Question: I know if $f$ is Riemann Integrable on $[a,b]$ then (i) it is measurable, and (ii) its integral conincides with the Lesbgue Integral. But if $f$ is improperly Riemann Integrable, then is it even measurable in the first place?
Since $f$ and, hence, $|f|$ is Riemann integrable on $[a + 1/n,b-1/n]$, for every positive integer $n$ the restriction of $|f|$ to any such interval is measurable.
Hence, for every $\alpha \in \mathbb{R}$, the set $E_{\alpha,n}=\{x \in [a+1/n,b-1/n]:|f(x)| > \alpha \}$ is measurable. Consequently, for every $\alpha$ we have measurability of
$$E_\alpha = \{x \in [a,b]:|f(x)| > \alpha \} = \bigcup_{n=1}^\infty E_{\alpha,n} \cup F,$$
since $F$ is either $\phi$, $\{a\}$, $\{b\}$, or $\{a,b\}$ which is a measure-zero measurable set and, hence, $E_\alpha$ is a countable union of measurable sets.

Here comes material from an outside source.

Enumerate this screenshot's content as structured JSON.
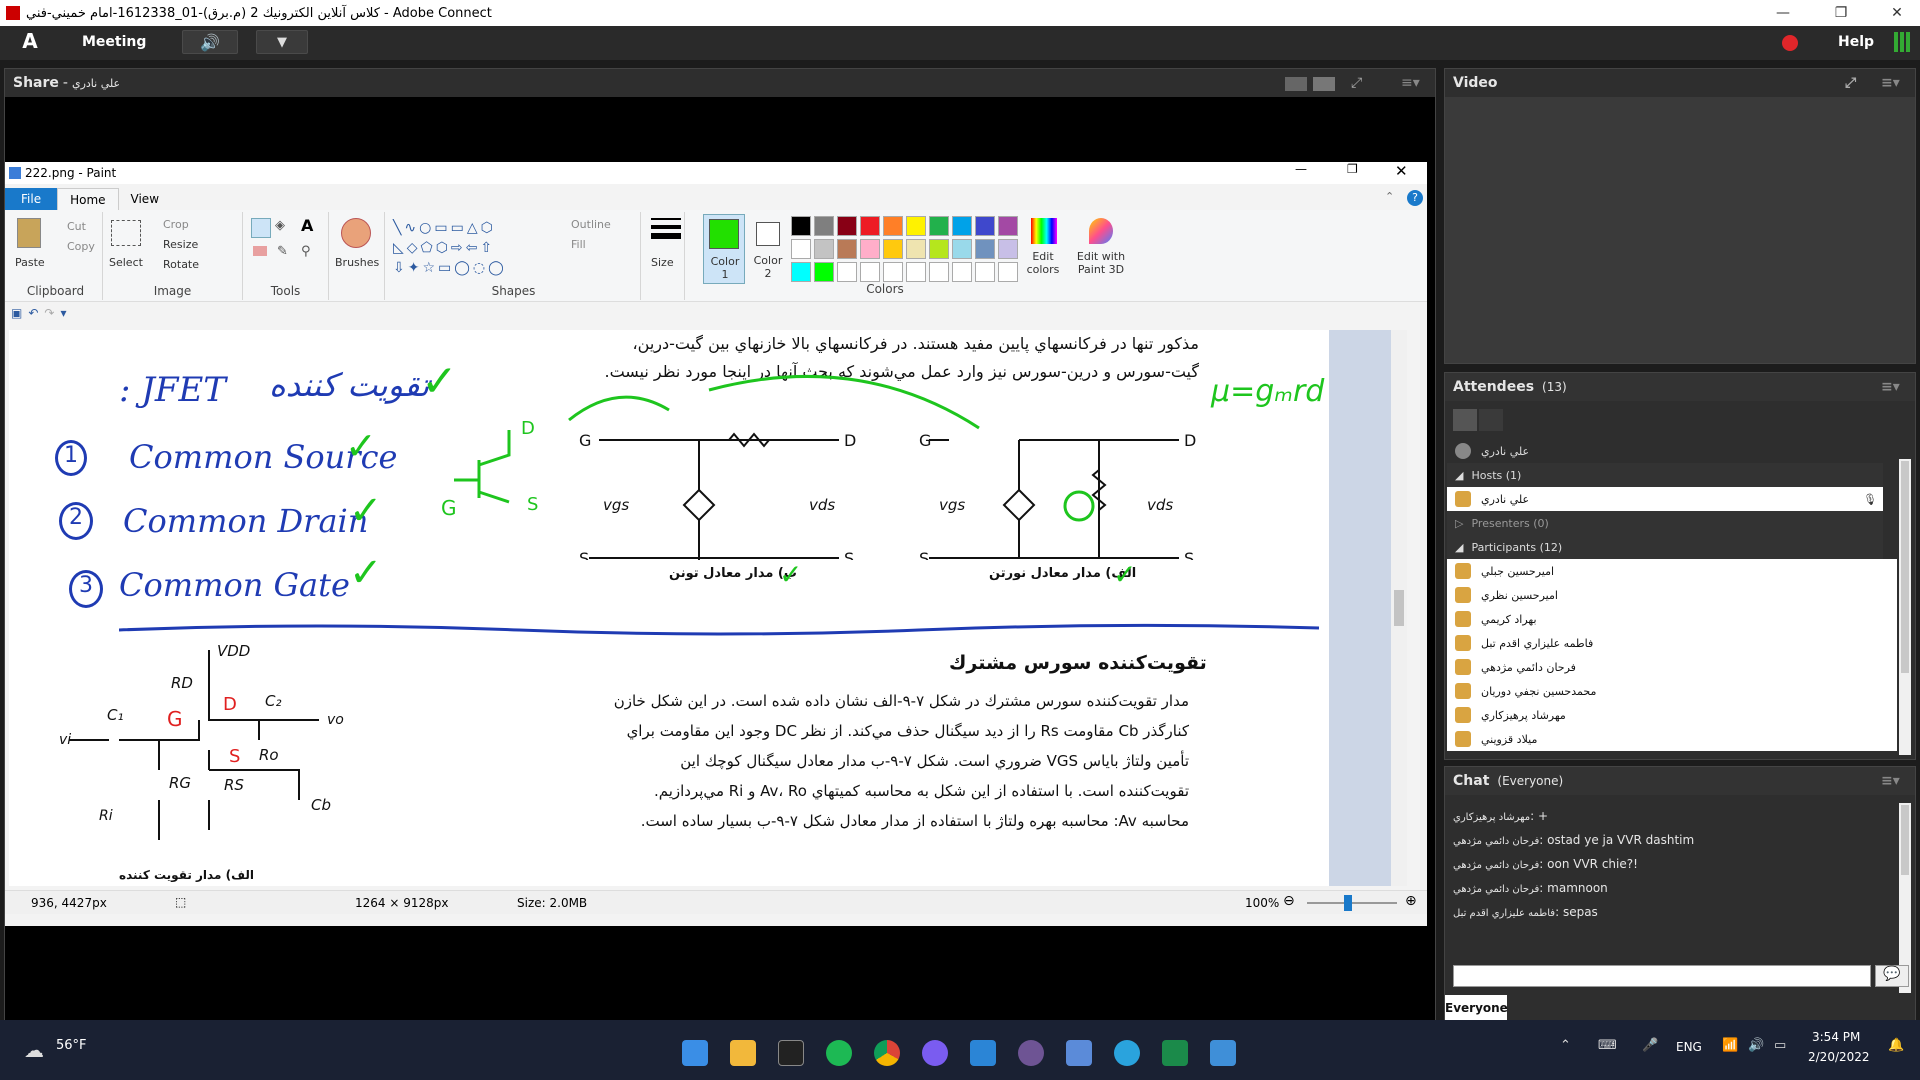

Therfore, $f$ is measurable on $[a,b]$.
Also, the Lebesgue integral of $|f|$ coincides with the improper Riemann integral of $|f|$. For one side (and similarly for the other) we have by the monotone convergence theorem,
$$\int_c^b |f(x)| \, dx = \lim_{t \to b-} \int_c^t |f(x)| \, dx = \lim_{t \to b-} \int_{[c,t]} |f| = \lim_{t \to b-} \int_{[c,b]} |f| \chi_{[c,b]} = \int_{[c,b]}|f|$$
Here I use $\int_c^d g(x) \, dx$ to denote a Riemann integral and $\int_{[c,d]} g$ to denote a Lebesgue integral.
Now, the Lebesgue and improper Riemann integrals of $f$ can be shown equivalent using the dominated convergence theorem.